Randomize – by Andy Weir

After reading Emergency Skin I decided to take a look to the other stories of the Forward series. I already knew Andy Weir for his deservedly popular The Martian, where he had managed to squeeze an engaging plot out of a manual on space survival – so, how well is he doing in this different format?

Title: Randomize

Author: Andy Weir

Publisher: Amazon Digital Services

Publication Date: 17th September 2019

Genre: Science Fiction

Length: 32 pages

Standalone or Series: Standalone (included in Forward, a collection of entirely independent stories by different authors).

Synopsis: In a near future, quantum computers have become available to consumers, which ends up posing a threat to the gambling industry, – a fact that Babylon Casino’s IT guy struggles to explain to his manager. Eventually, he succeeds at making his point, shutting down the system and subsequently persuading him that they need to buy their own quantum computer, lest others will be able to cheat by quickly cracking their old style random-number generators. Thus, a state-of-the-art QuanaTech computer is acquired – to “fight quantum with quantum” and ensure the casino’s profits. The QuanaTech salesman, however, is married to a brilliant physicists with more ambition than scruples, who has her own supposedly ingenious plan.

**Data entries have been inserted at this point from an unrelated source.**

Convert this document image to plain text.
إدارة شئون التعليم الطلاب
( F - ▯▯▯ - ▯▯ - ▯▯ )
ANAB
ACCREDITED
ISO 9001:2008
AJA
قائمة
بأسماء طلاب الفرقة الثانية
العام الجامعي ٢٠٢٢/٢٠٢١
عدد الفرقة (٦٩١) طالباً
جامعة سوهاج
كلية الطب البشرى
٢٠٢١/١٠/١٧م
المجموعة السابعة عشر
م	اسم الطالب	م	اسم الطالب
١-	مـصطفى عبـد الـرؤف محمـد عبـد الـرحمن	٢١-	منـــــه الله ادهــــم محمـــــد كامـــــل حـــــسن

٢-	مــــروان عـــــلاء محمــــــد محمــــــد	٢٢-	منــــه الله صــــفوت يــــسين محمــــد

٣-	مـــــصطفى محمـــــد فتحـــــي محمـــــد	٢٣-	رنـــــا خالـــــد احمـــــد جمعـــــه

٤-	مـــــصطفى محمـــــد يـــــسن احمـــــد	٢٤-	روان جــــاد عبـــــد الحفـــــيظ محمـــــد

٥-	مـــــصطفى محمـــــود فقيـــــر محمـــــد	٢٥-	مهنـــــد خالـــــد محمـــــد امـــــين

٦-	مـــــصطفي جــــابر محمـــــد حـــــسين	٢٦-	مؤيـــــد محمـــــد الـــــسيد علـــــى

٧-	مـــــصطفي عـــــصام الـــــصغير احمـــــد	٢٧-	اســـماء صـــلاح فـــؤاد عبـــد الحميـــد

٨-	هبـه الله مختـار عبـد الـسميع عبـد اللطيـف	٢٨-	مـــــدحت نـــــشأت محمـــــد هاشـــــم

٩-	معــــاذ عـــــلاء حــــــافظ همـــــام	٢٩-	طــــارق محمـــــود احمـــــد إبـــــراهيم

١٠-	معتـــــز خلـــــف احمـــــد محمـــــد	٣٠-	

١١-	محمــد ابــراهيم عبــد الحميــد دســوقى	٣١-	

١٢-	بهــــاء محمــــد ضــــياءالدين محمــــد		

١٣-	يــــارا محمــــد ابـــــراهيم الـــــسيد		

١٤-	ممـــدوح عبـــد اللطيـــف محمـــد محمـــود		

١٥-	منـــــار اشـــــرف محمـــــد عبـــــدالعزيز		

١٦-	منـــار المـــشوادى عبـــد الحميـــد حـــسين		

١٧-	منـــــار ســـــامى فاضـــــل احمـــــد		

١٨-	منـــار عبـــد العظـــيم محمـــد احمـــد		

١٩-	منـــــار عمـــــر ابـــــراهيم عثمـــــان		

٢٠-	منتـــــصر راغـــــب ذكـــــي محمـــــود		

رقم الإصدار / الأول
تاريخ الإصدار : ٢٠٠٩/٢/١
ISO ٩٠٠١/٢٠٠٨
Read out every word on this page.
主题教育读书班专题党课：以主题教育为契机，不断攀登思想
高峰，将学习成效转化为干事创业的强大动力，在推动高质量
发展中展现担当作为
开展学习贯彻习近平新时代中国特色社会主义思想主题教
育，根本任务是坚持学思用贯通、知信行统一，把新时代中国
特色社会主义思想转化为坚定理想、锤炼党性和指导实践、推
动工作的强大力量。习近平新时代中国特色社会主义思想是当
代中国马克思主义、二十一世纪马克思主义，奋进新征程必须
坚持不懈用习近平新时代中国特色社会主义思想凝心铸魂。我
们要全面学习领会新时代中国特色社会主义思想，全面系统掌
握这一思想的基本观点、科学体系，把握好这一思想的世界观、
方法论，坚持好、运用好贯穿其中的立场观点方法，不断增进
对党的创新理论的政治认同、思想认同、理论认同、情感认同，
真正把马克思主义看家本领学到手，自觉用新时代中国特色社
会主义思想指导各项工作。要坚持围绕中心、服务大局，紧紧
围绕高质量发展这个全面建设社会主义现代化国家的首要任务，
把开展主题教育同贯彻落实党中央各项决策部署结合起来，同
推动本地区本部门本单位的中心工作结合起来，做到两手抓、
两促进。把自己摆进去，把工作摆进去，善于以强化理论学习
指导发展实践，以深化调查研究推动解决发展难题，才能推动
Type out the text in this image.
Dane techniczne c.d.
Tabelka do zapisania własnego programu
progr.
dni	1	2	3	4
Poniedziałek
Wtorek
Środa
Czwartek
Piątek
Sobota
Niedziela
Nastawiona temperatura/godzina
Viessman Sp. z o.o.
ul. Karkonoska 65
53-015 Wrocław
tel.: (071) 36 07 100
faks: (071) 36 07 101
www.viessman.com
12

Analysis: Randomize is written in a clear but unremarkable prose – indeed, the kind of sci-fi writing that leaves the spotlight enirely to its content; the story is told in third person, picking up whatever point of view allows the author to better showcase the required information.

The main selling point of this story – the only one, I dare say – is indeed in its geeky talk about quantum computers and their potential. Under this perspective, Randomize does a fairly good job at explaining its core concepts and possible consequences. Now, I lack the expertise to judge whether the underlying science is indeed reliable, but the way it is written it does come across as grounded and realistic. Weir shows us how a very specific field could be affected by such technological development, leaving us wondering how many other ramifications it could have on other activities, businesses, aspects of daily life.

Now, the chosen setting isn’t exactly random, instead it doubles as a pretext to write the high tech version of a classical heist story, ideally adding some thrill and favour to what otherwise might as well have been a piece of popular science.

Which sounds like a great idea, except its execution is a bit underwhelming. The alledgedly ingenious plot, in fact, comes across as stilted and contrived; instead of admiring how its pieces inevitably fall into place, we see how each step is forced to happen just because the story requires it, none of them feeling as clever as it’s claimed to be. As for the charactes, they have just enough personality to make the story work – which is acceptable in a short piece like this, but doesn’t help adding juice to the fairly drab storytelling.

Conclusions & Recommendations: If you enjoy hard sci-fi and are intrigued by quantum computers, you’re probably the target audience for this story. Personally I prefer my geeky info dumps with a more inpsired side serving of storytelling, so it wasn’t all that satisfactory to me.